Un comercio familiar de frutas y verduras fue asaltado por un hombre armado; horas después otro robo ocurrió en un carrito de comidas. Vecinos temen que con el frío aumenten estos hechos.
Las primeras bajas de temperatura comienzan a sentirse y, junto con ellas, también aparecen señales preocupantes en algunos barrios de la ciudad. En menos de 24 horas se registraron dos rapiñas que encendieron la alerta entre comerciantes y trabajadores que todos los días sostienen pequeños emprendimientos familiares. Uno de los hechos ocurrió en un comercio de frutas y verduras ubicado en Barrio Artigas, atendido por una familia que pasa gran parte del día trabajando detrás del mostrador. Allí conversamos con la comerciante, todavía con la angustia reciente por lo vivido.
UN COMERCIO FAMILIAR
Según relató, el episodio ocurrió cuando una persona ingresó de forma violenta al local. En las imágenes de las cámaras de seguridad, que fueron facilitadas a nuestro medio, se observa a un hombre con casco que entra rápidamente al comercio con un arma de fuego en la mano. El individuo exigió dinero y los trabajadores, ante la amenaza, entregaron de inmediato lo que había en la caja para evitar que la situación pasara a mayores. De acuerdo con la información policial, el monto robado fue de $ 2.000. Pero el asaltante no solo pidió dinero. También solicitó cigarrillos. Sin embargo, en ese comercio no venden ese producto por motivos religiosos, algo que sorprendió al delincuente. Tras tomar el dinero, el hombre se retiró rápidamente del lugar.
MOMENTOS DE MUCHA TENSIÓN
La comerciante contó que fueron momentos de mucha tensión. Aunque el robo fue rápido, la situación dejó a los trabajadores y a la familia con un fuerte impacto emocional. “Fue una situación muy violenta, uno nunca sabe cómo puede terminar algo así”, expresó. De acuerdo a los relatos y a lo que se aprecia en el video, el individuo presentaba un aspecto físico muy deteriorado y un comportamiento acelerado. Por sus rasgos, quienes presenciaron el hecho creen que podría tratarse de una persona con problemas de adicción, lo que en el lenguaje popular muchos vecinos describen como un “pastomano”. También señalaron que parecía conocer el movimiento del lugar.
LA POLICÍA INVESTIGA
Según informó la policía, el hecho ocurrió sobre las 21:05, cuando personal policial concurrió a la zona de calle 18 de Mayo de 1811 y Avenida Defensa tras el llamado de un vecino que solicitó presencia policial por una rapiña. En el lugar se entrevistó a un hombre de 41 años, propietario del kiosco, quien relató lo sucedido. También señaló que afuera del comercio aguardaba otro individuo en una motocicleta, quien habría oficiado de apoyo para la fuga. Tras cometer el robo, ambos se retiraron rápidamente del lugar. La policía trabaja ahora en procura del esclarecimiento del hecho.

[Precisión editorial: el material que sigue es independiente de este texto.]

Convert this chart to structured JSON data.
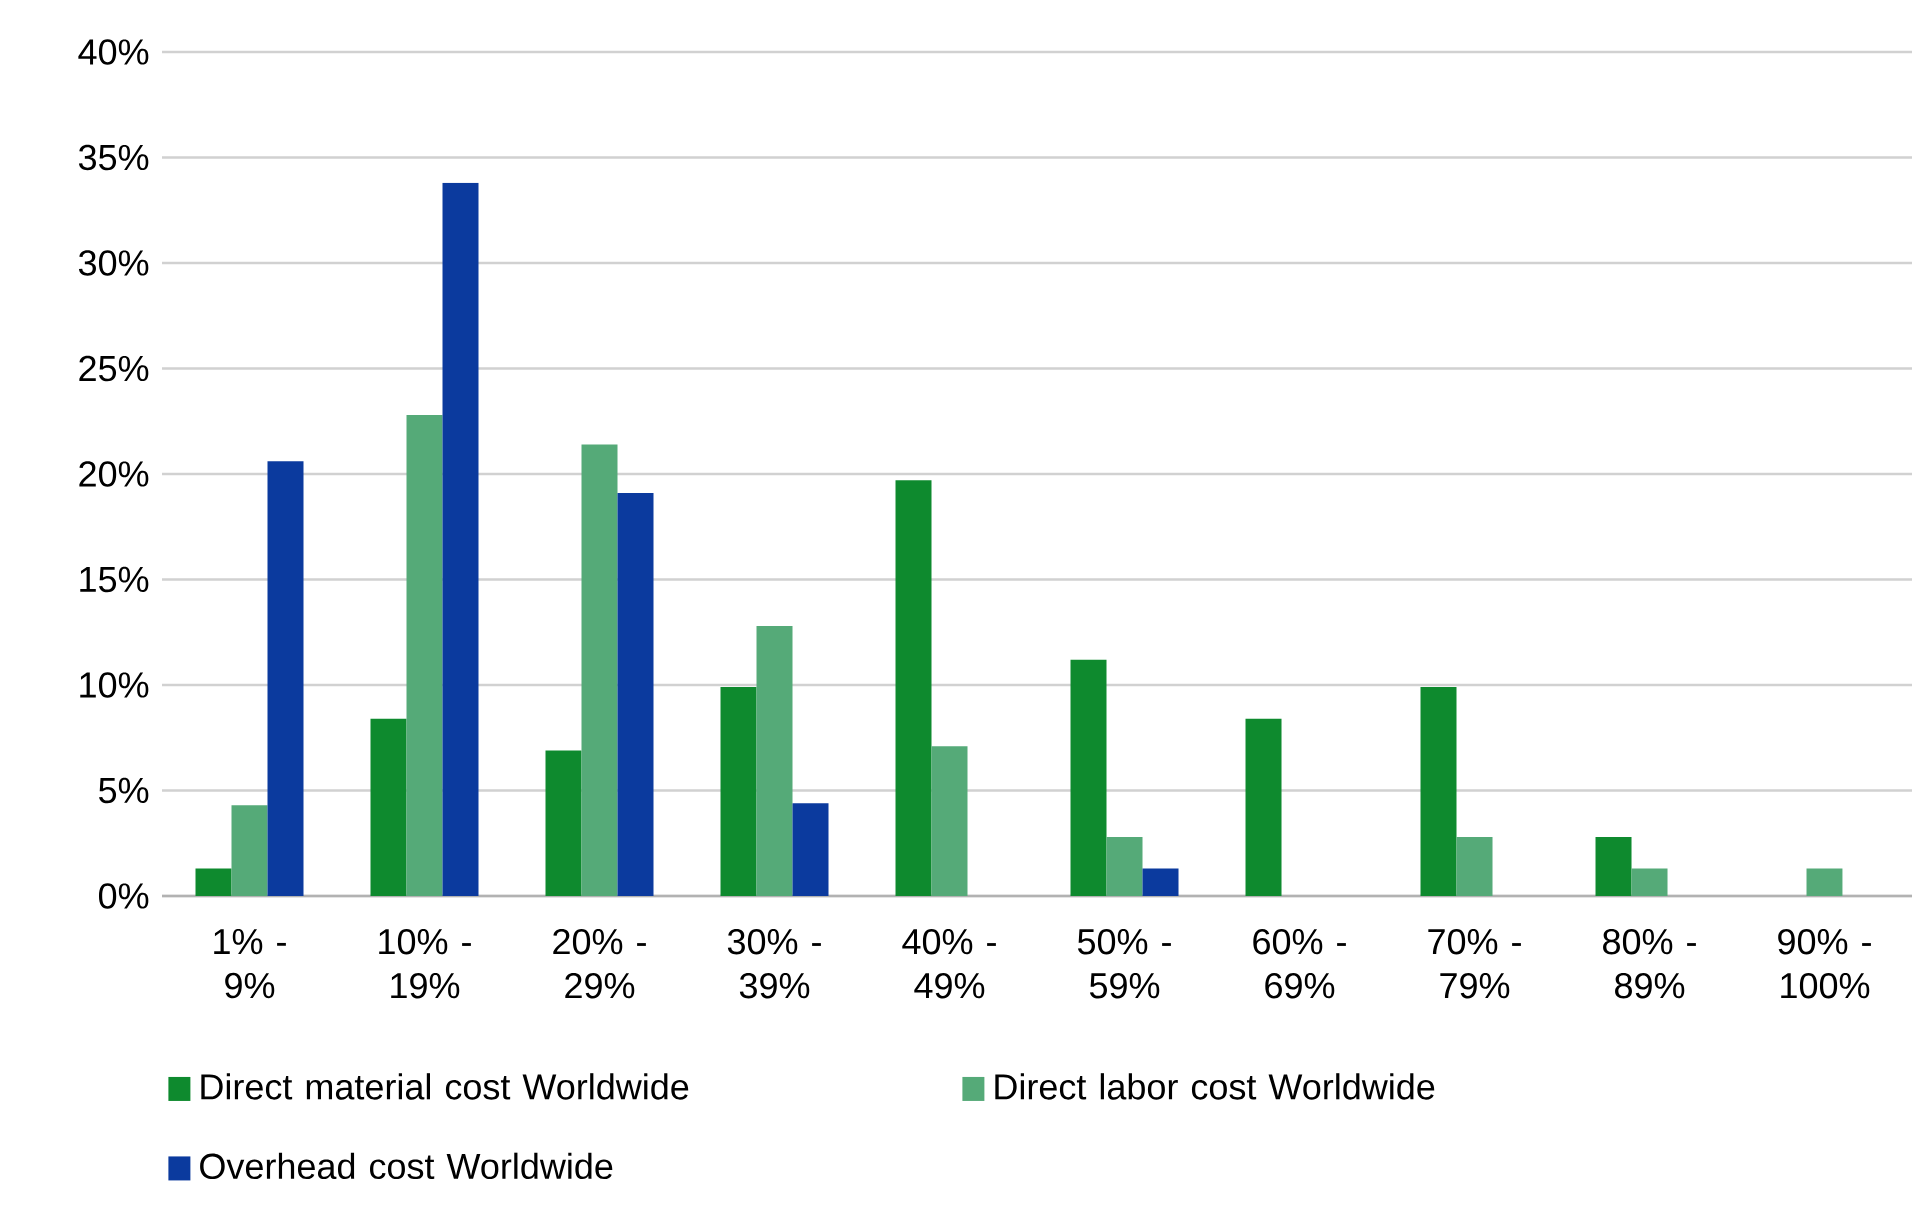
{
  "chart_data": {
    "type": "bar",
    "categories": [
      "1% - 9%",
      "10% - 19%",
      "20% - 29%",
      "30% - 39%",
      "40% - 49%",
      "50% - 59%",
      "60% - 69%",
      "70% - 79%",
      "80% - 89%",
      "90% - 100%"
    ],
    "series": [
      {
        "name": "Direct material cost Worldwide",
        "color": "#0e8a2e",
        "values": [
          1.3,
          8.4,
          6.9,
          9.9,
          19.7,
          11.2,
          8.4,
          9.9,
          2.8,
          0
        ]
      },
      {
        "name": "Direct labor cost Worldwide",
        "color": "#55aa78",
        "values": [
          4.3,
          22.8,
          21.4,
          12.8,
          7.1,
          2.8,
          0,
          2.8,
          1.3,
          1.3
        ]
      },
      {
        "name": "Overhead cost Worldwide",
        "color": "#0b3a9e",
        "values": [
          20.6,
          33.8,
          19.1,
          4.4,
          0,
          1.3,
          0,
          0,
          0,
          0
        ]
      }
    ],
    "ylim": [
      0,
      40
    ],
    "yticks": [
      {
        "value": 0,
        "label": "0%"
      },
      {
        "value": 5,
        "label": "5%"
      },
      {
        "value": 10,
        "label": "10%"
      },
      {
        "value": 15,
        "label": "15%"
      },
      {
        "value": 20,
        "label": "20%"
      },
      {
        "value": 25,
        "label": "25%"
      },
      {
        "value": 30,
        "label": "30%"
      },
      {
        "value": 35,
        "label": "35%"
      },
      {
        "value": 40,
        "label": "40%"
      }
    ],
    "grid": "y",
    "legend": "bottom"
  }
}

OTRA RAPIÑA EN LA MADRUGADA
Pero ese no fue el único episodio registrado en las últimas horas. Durante la madrugada de ayer, sobre las 04:04, personal policial fue convocado nuevamente por otra rapiña. Esta vez ocurrió en la zona de Avenida José Enrique Rodó y Diego Lamas. Allí, un trabajador que atiende un carrito de comidas denunció que un hombre se aproximó al lugar y, mediante amenazas con un arma blanca, le robó su teléfono celular, un Honor X6S. Tras cometer el robo, el delincuente escapó por calle Diego Lamas hacia el este. La denuncia fue tomada en el lugar y se iniciaron las actuaciones correspondientes para intentar identificar al responsable.
PREOCUPACIÓN ENTRE COMERCIANTES
Estos dos hechos, ocurridos en menos de un día, generan preocupación entre pequeños comerciantes y trabajadores que muchas veces sostienen sus negocios con esfuerzo familiar.En barrios donde los comercios permanecen abiertos durante gran parte del día, la sensación es que la seguridad se vuelve un tema cada vez más sensible.